De la même manière, Alaa El Aswany a raison de dénoncer la contradiction des Etats occidentaux, qui d’une main combattent le terrorisme et de l’autre caressent les dirigeants des pays qui le financent. Il me paraît difficile de ne pas ajouter un mot sur la contradiction des dictatures arabes dites « modérées » comme l’Egypte. Il apparaît tout de même assez clairement qu’elles ont instauré de manière délibérée une relation tout aussi malsaine avec l’Occident, recherchant son indispensable soutien en excipant d’une menace islamiste dont leurs propres carences ne cessent d’alimenter l’existence.

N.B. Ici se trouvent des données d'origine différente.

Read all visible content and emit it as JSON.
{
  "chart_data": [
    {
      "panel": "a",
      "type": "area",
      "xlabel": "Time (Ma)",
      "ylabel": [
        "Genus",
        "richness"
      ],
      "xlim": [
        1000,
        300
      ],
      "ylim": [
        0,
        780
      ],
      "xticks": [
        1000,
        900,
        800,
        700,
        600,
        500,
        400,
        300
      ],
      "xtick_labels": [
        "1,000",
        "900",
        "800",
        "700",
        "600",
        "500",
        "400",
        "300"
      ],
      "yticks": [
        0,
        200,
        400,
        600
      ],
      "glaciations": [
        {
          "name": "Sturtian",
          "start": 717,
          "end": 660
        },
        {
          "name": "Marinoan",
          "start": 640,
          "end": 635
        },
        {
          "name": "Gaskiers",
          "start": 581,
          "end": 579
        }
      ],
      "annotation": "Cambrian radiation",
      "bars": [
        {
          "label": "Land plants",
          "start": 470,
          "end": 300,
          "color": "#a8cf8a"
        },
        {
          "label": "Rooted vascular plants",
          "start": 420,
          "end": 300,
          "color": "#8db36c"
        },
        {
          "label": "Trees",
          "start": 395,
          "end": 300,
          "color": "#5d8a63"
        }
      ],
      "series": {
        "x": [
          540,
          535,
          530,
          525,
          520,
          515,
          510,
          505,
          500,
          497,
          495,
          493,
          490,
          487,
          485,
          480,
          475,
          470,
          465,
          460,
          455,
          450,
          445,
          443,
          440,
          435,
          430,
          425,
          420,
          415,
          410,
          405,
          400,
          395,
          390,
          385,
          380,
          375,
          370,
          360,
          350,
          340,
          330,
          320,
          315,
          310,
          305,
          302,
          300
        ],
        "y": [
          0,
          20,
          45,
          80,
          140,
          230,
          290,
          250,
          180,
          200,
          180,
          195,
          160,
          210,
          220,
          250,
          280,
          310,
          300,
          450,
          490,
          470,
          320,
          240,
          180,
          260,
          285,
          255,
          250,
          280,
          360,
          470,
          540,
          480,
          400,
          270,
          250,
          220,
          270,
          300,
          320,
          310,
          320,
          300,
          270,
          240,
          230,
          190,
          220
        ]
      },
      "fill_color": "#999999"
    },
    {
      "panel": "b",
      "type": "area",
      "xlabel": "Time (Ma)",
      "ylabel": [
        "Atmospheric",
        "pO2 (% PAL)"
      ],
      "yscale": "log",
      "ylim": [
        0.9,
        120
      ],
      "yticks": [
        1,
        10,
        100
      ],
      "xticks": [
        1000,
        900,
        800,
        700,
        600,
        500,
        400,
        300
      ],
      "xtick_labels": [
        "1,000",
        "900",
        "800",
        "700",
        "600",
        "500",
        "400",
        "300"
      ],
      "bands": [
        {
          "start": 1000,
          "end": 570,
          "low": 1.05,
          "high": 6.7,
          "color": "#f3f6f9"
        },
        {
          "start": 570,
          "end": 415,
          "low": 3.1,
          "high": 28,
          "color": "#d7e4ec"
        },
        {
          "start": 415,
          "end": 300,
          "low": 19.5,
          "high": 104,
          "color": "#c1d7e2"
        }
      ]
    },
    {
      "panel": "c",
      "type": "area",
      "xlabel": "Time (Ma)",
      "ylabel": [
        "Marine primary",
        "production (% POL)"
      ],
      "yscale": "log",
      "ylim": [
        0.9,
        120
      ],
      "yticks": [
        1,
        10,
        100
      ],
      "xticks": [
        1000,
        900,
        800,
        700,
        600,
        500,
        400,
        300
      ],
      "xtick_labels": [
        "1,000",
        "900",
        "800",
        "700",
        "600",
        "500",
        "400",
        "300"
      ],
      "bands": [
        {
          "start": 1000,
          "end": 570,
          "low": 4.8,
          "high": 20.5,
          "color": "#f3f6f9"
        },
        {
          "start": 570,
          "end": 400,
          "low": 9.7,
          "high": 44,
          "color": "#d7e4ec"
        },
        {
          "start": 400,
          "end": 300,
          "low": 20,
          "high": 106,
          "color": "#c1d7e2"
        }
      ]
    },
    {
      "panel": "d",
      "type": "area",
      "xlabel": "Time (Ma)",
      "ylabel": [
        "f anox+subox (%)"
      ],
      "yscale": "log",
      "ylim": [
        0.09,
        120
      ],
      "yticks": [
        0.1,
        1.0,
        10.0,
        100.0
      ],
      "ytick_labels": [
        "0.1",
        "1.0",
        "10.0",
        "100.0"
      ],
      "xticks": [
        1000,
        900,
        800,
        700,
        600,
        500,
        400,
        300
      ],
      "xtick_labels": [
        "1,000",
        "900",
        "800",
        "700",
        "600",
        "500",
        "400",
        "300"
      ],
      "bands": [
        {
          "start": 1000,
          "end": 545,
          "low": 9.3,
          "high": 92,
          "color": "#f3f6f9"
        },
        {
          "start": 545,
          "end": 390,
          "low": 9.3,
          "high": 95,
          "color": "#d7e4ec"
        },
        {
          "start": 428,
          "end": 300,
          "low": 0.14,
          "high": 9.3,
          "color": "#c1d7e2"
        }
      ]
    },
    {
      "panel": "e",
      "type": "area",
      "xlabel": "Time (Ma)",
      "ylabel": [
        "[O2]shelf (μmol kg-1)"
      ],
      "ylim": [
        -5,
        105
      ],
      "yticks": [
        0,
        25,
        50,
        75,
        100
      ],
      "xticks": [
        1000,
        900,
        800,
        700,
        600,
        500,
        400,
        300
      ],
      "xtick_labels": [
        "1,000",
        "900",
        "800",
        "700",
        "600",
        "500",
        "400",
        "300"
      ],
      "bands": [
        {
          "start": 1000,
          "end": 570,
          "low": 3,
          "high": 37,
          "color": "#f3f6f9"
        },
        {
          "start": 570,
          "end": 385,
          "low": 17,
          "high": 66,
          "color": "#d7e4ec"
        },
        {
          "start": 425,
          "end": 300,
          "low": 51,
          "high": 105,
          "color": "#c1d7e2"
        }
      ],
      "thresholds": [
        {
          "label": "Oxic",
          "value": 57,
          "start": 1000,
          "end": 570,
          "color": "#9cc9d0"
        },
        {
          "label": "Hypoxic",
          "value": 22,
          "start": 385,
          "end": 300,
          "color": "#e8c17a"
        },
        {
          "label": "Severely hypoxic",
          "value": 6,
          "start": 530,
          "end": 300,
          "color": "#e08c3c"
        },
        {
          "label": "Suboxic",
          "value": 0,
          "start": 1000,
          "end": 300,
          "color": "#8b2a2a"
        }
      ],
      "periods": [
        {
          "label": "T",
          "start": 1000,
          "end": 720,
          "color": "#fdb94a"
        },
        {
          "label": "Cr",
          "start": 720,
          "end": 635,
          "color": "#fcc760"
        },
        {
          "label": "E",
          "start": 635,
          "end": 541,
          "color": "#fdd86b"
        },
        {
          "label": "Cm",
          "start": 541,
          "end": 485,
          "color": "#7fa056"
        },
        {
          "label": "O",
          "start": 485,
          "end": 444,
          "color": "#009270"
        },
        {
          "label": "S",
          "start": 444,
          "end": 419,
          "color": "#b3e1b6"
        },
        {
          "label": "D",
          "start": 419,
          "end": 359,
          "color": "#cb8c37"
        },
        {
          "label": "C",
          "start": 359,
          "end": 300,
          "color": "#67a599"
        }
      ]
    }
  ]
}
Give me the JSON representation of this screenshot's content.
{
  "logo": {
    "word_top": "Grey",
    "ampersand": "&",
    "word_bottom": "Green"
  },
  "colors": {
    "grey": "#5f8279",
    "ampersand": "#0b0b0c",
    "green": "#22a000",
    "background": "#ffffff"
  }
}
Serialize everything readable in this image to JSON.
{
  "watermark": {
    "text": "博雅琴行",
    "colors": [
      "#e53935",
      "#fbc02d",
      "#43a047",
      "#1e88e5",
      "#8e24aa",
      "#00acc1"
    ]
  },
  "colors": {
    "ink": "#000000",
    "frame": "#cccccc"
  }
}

Je sais, enfin, que la sincérité de la prise de position d’Alaa El Aswany ne peut être mise en doute. Je crois, cependant, que son plaidoyer aurait été plus convaincant s’il n’avait pas tenu des propos surprenants de la part d’un écrivain soucieux de la liberté d’expression lorsque ses confrères israéliens figuraient comme invités d’honneur du Salon du livre, à Paris, en 2008. Se faisant le porte-parole de l’opinion la plus commune parmi les écrivains de langue arabe, il s’est dit choqué que la France puisse inviter « un pays coupable de crimes contre l’humanité ». Cette année-là, Amos Oz et David Grossman, défenseurs de la paix et de l’équité, étaient présents. Quel que soit le jugement porté sur la politique de leur gouvernement, on peine à comprendre de quoi ces écrivains s’étaient rendus coupables.

 

 

Vous êtes, Monsieur Alaa El Aswany, l’écrivain égyptien le plus lu de notre temps. Et c’est ainsi que cet article est d’abord un aveu de tristesse. Des milliers de lecteurs, ici ou là-bas, attendaient de vous, attendent toujours de vous, plus de cohérence. Et surtout de rompre, d’encourager à rompre avec cette fâcheuse habitude consistant à ne trouver de fautes qu’ailleurs que dans son pays, parce que cette habitude fait le lit de l’intolérance et menace la liberté d’expression, de création, que vous défendez à juste titre.

Ayyam Sureau est philosophe. Elle est la fondatrice et la présidente de l’association Pierre Claver, qui se consacre à l’intégration des réfugiés en France par l’enseignement de la langue et de la culture françaises.